Formato: Online Artículo Texto
Lenguaje:English
Publicado: John Wiley and Sons Inc. 2020
Materias:
Acceso en línea:https://www.ncbi.nlm.nih.gov/pmc/articles/PMC7318341/
https://www.ncbi.nlm.nih.gov/pubmed/32363635
http://dx.doi.org/10.1111/apt.15762
Descripción
Sumario:BACKGROUND: High inter‐individual variability in therapeutic response to drugs used in the management of Inflammatory Bowel Disease (IBD) leads to high morbidity and high costs. Genetic variants predictive of thiopurine‐induced myelosuppression, thiopurine‐induced pancreatitis and immunogenicity of Tumour Necrosis Factor alpha (TNFα) antagonists have been identified, but uptake of pre‐treatment pharmacogenetic testing into clinical guidelines has been slow.

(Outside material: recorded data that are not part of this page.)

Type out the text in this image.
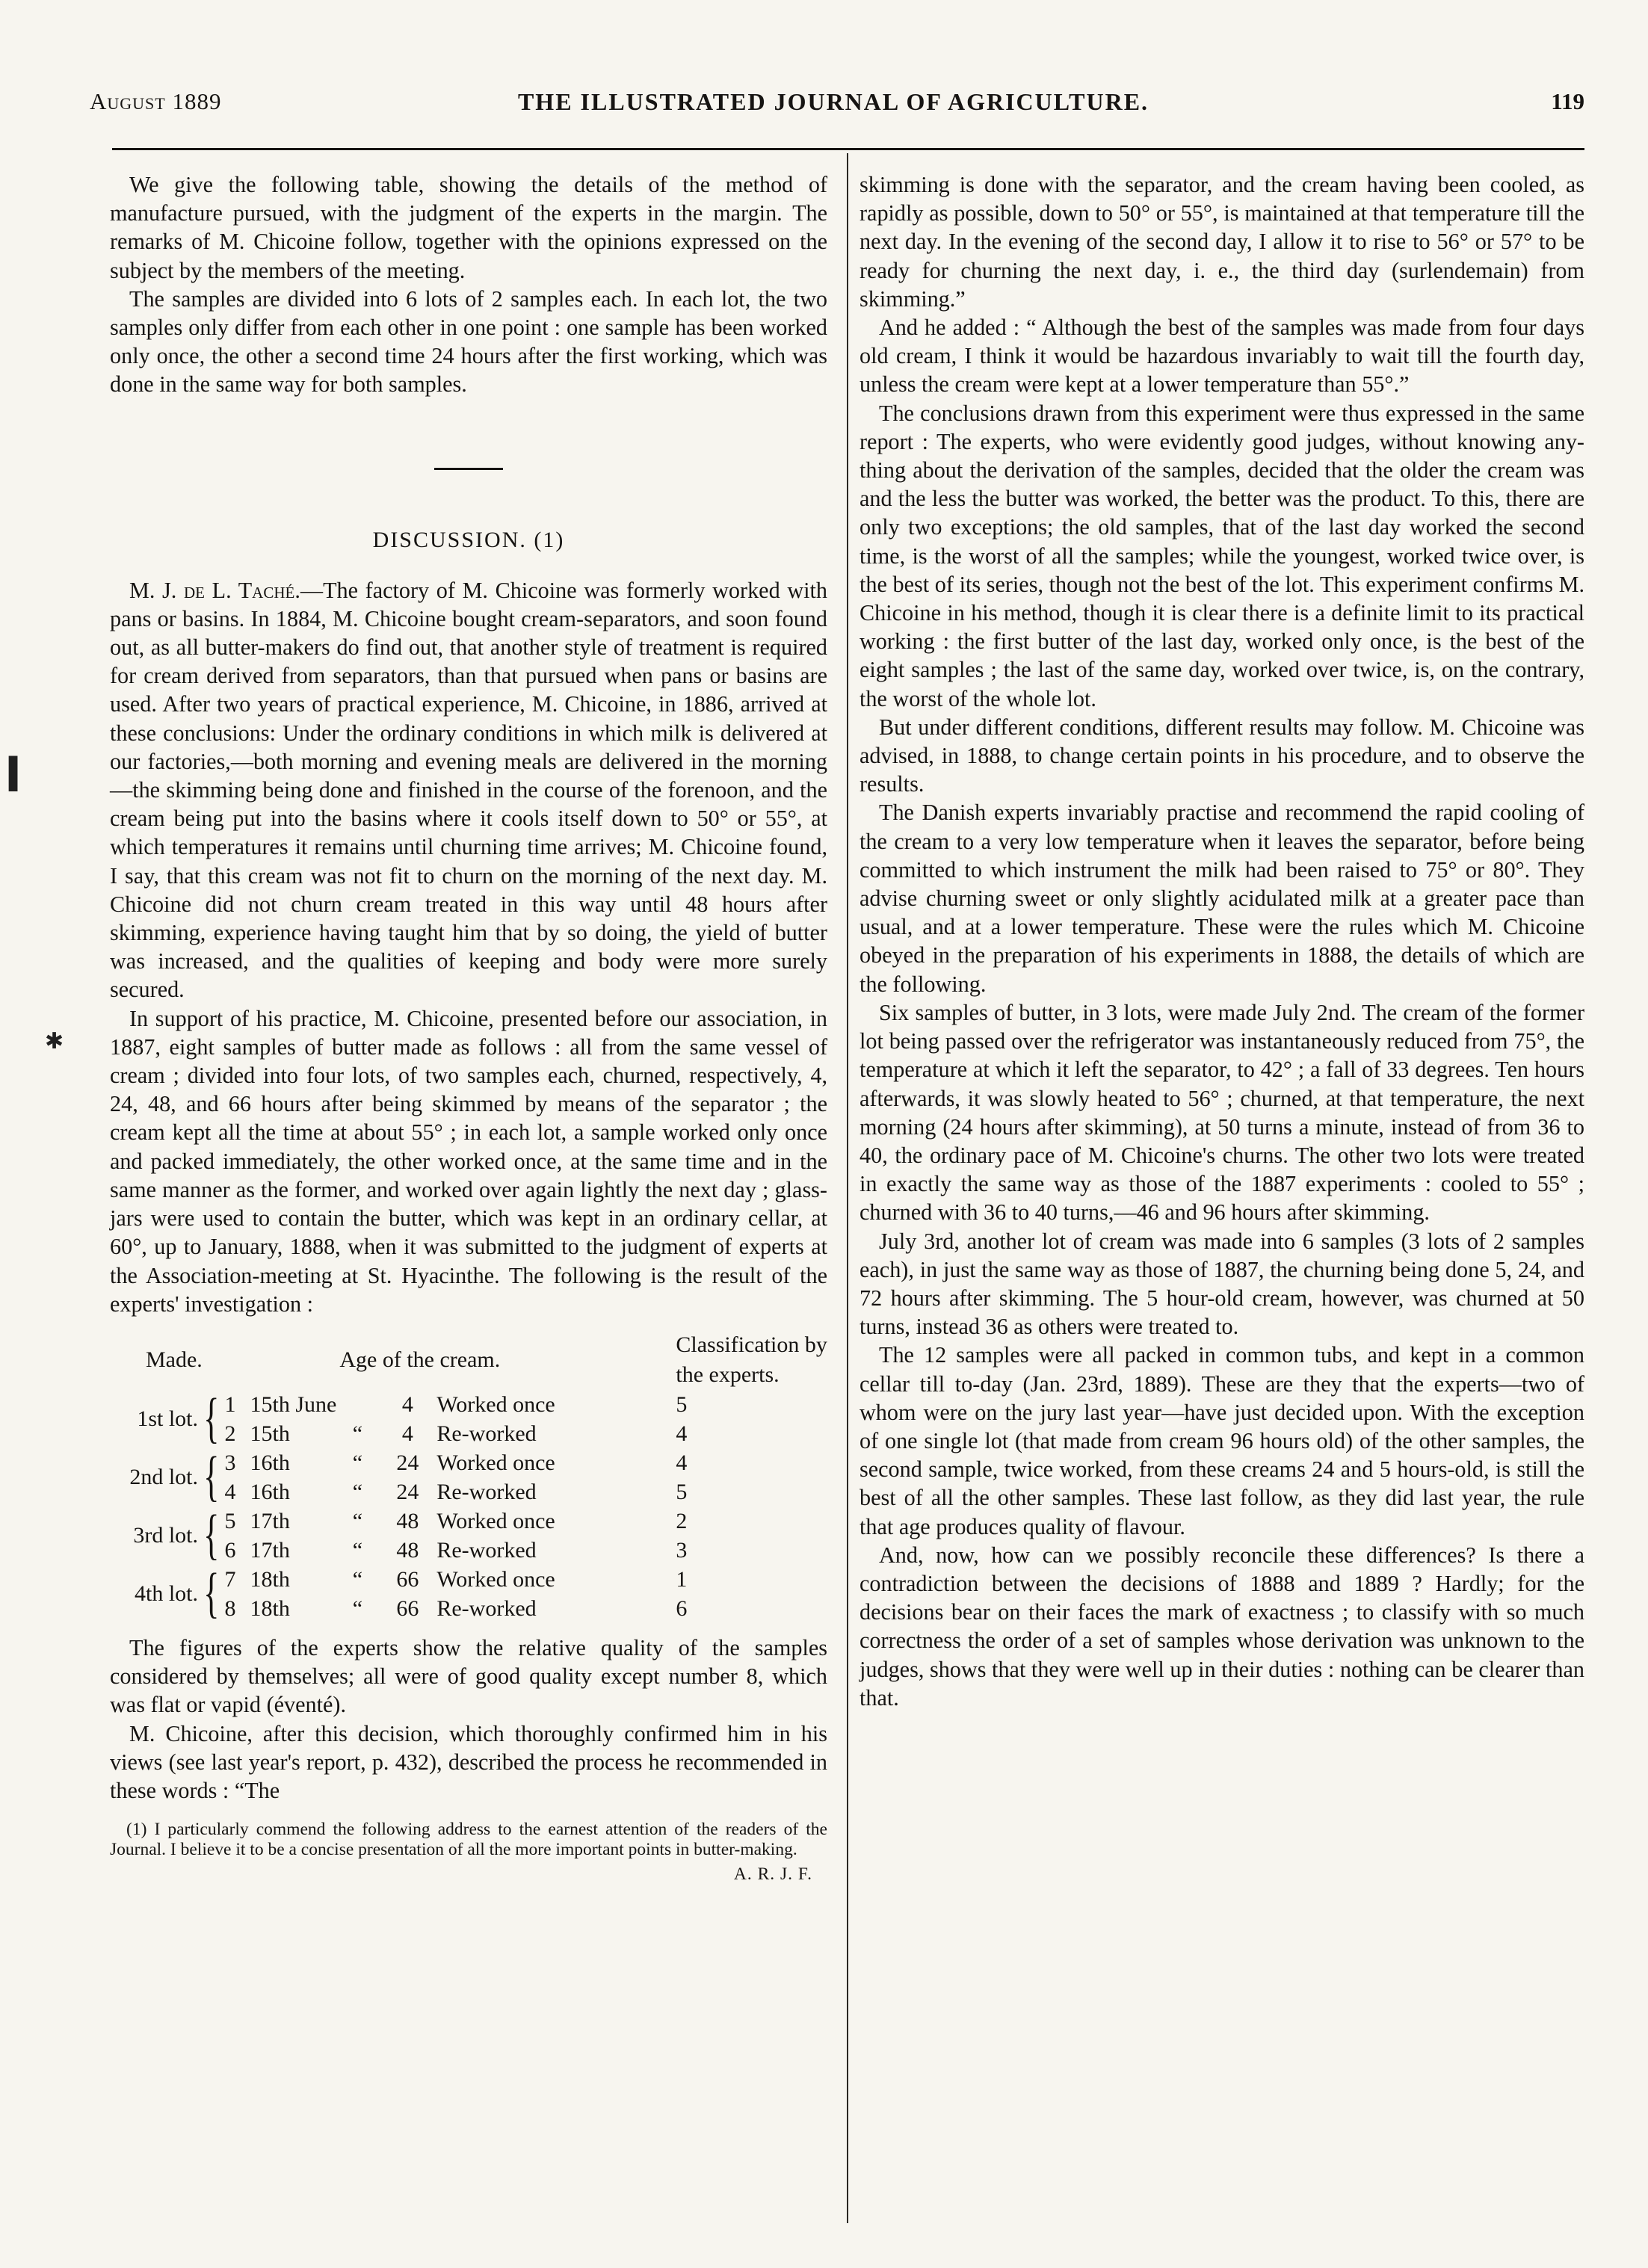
August 1889	THE ILLUSTRATED JOURNAL OF AGRICULTURE.	119
▍
✱

We give the following table, showing the details of the method of manufacture pursued, with the judgment of the experts in the margin. The remarks of M. Chicoine follow, together with the opinions expressed on the subject by the members of the meeting.

The samples are divided into 6 lots of 2 samples each. In each lot, the two samples only differ from each other in one point : one sample has been worked only once, the other a second time 24 hours after the first working, which was done in the same way for both samples.

DISCUSSION. (1)

M. J. de L. Taché.—The factory of M. Chicoine was formerly worked with pans or basins. In 1884, M. Chicoine bought cream-separators, and soon found out, as all butter-makers do find out, that another style of treatment is required for cream derived from separators, than that pursued when pans or basins are used. After two years of practical experience, M. Chicoine, in 1886, arrived at these conclusions: Under the ordinary conditions in which milk is delivered at our factories,—both morning and evening meals are delivered in the morning—the skimming being done and finished in the course of the forenoon, and the cream being put into the basins where it cools itself down to 50° or 55°, at which temperatures it remains until churning time arrives; M. Chicoine found, I say, that this cream was not fit to churn on the morning of the next day. M. Chicoine did not churn cream treated in this way until 48 hours after skimming, experience having taught him that by so doing, the yield of butter was increased, and the qualities of keeping and body were more surely secured.

In support of his practice, M. Chicoine, presented before our association, in 1887, eight samples of butter made as follows : all from the same vessel of cream ; divided into four lots, of two samples each, churned, respectively, 4, 24, 48, and 66 hours after being skimmed by means of the separator ; the cream kept all the time at about 55° ; in each lot, a sample worked only once and packed immediately, the other worked once, at the same time and in the same manner as the former, and worked over again lightly the next day ; glass-jars were used to contain the butter, which was kept in an ordinary cellar, at 60°, up to January, 1888, when it was submitted to the judgment of experts at the Association-meeting at St. Hyacinthe. The following is the result of the experts' investigation :

Made.				Age of the cream.			Classification by the experts.
1st lot.	{	1	15th June		4	Worked once	5
		2	15th	“	4	Re-worked	4
2nd lot.	{	3	16th	“	24	Worked once	4
		4	16th	“	24	Re-worked	5
3rd lot.	{	5	17th	“	48	Worked once	2
		6	17th	“	48	Re-worked	3
4th lot.	{	7	18th	“	66	Worked once	1
		8	18th	“	66	Re-worked	6

The figures of the experts show the relative quality of the samples considered by themselves; all were of good quality except number 8, which was flat or vapid (éventé).

M. Chicoine, after this decision, which thoroughly confirmed him in his views (see last year's report, p. 432), described the process he recommended in these words : “The

(1) I particularly commend the following address to the earnest attention of the readers of the Journal. I believe it to be a concise presentation of all the more important points in butter-making.
A. R. J. F.

skimming is done with the separator, and the cream having been cooled, as rapidly as possible, down to 50° or 55°, is maintained at that temperature till the next day. In the evening of the second day, I allow it to rise to 56° or 57° to be ready for churning the next day, i. e., the third day (surlendemain) from skimming.”

And he added : “ Although the best of the samples was made from four days old cream, I think it would be hazardous invariably to wait till the fourth day, unless the cream were kept at a lower temperature than 55°.”

The conclusions drawn from this experiment were thus expressed in the same report : The experts, who were evidently good judges, without knowing any-thing about the derivation of the samples, decided that the older the cream was and the less the butter was worked, the better was the product. To this, there are only two exceptions; the old samples, that of the last day worked the second time, is the worst of all the samples; while the youngest, worked twice over, is the best of its series, though not the best of the lot. This experiment confirms M. Chicoine in his method, though it is clear there is a definite limit to its practical working : the first butter of the last day, worked only once, is the best of the eight samples ; the last of the same day, worked over twice, is, on the contrary, the worst of the whole lot.

But under different conditions, different results may follow. M. Chicoine was advised, in 1888, to change certain points in his procedure, and to observe the results.

The Danish experts invariably practise and recommend the rapid cooling of the cream to a very low temperature when it leaves the separator, before being committed to which instrument the milk had been raised to 75° or 80°. They advise churning sweet or only slightly acidulated milk at a greater pace than usual, and at a lower temperature. These were the rules which M. Chicoine obeyed in the preparation of his experiments in 1888, the details of which are the following.

Six samples of butter, in 3 lots, were made July 2nd. The cream of the former lot being passed over the refrigerator was instantaneously reduced from 75°, the temperature at which it left the separator, to 42° ; a fall of 33 degrees. Ten hours afterwards, it was slowly heated to 56° ; churned, at that temperature, the next morning (24 hours after skimming), at 50 turns a minute, instead of from 36 to 40, the ordinary pace of M. Chicoine's churns. The other two lots were treated in exactly the same way as those of the 1887 experiments : cooled to 55° ; churned with 36 to 40 turns,—46 and 96 hours after skimming.

July 3rd, another lot of cream was made into 6 samples (3 lots of 2 samples each), in just the same way as those of 1887, the churning being done 5, 24, and 72 hours after skimming. The 5 hour-old cream, however, was churned at 50 turns, instead 36 as others were treated to.

The 12 samples were all packed in common tubs, and kept in a common cellar till to-day (Jan. 23rd, 1889). These are they that the experts—two of whom were on the jury last year—have just decided upon. With the exception of one single lot (that made from cream 96 hours old) of the other samples, the second sample, twice worked, from these creams 24 and 5 hours-old, is still the best of all the other samples. These last follow, as they did last year, the rule that age produces quality of flavour.

And, now, how can we possibly reconcile these differences? Is there a contradiction between the decisions of 1888 and 1889 ? Hardly; for the decisions bear on their faces the mark of exactness ; to classify with so much correctness the order of a set of samples whose derivation was unknown to the judges, shows that they were well up in their duties : nothing can be clearer than that.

AIM: To explore the efficacy of a pharmacogenetic passport for IBD that includes multiple pharmacogenetic predictors of response. METHODS: Patients with IBD exposed to thiopurines and/or TNFα antagonists were retrospectively evaluated for the presence of thiopurine toxicity and/or immunogenicity of TNFα antagonists. All patients were genotyped using both whole‐exome sequencing and the Illumina Global Screening Array. An in‐house‐developed computational pipeline translated genetic data into an IBD pharmacogenetic passport that predicted risks for thiopurine toxicity and immunogenicity of TNFα antagonists per patient. Using pharmacogenetic‐guided treatment guidelines, we calculated clinical efficacy estimates for pharmacogenetic testing for IBD. RESULTS: Among 710 patients with IBD exposed to thiopurines and/or TNFα antagonists, 150 adverse drug responses occurred and our pharmacogenetic passport would have predicted 54 (36%) of these. Using a pharmacogenetic passport for IBD that includes genetic variants predictive of thiopurine‐induced myelosuppression, thiopurine‐induced pancreatitis, and immunogenicity of TNFα antagonists, 24 patients need to be genotyped to prevent one of these adverse drug responses. CONCLUSIONS: This study highlights the clinical efficacy of a pharmacogenetic passport for IBD. Implementation of such a pharmacogenetic passport into clinical management of IBD may contribute to a reduction in adverse drug responses.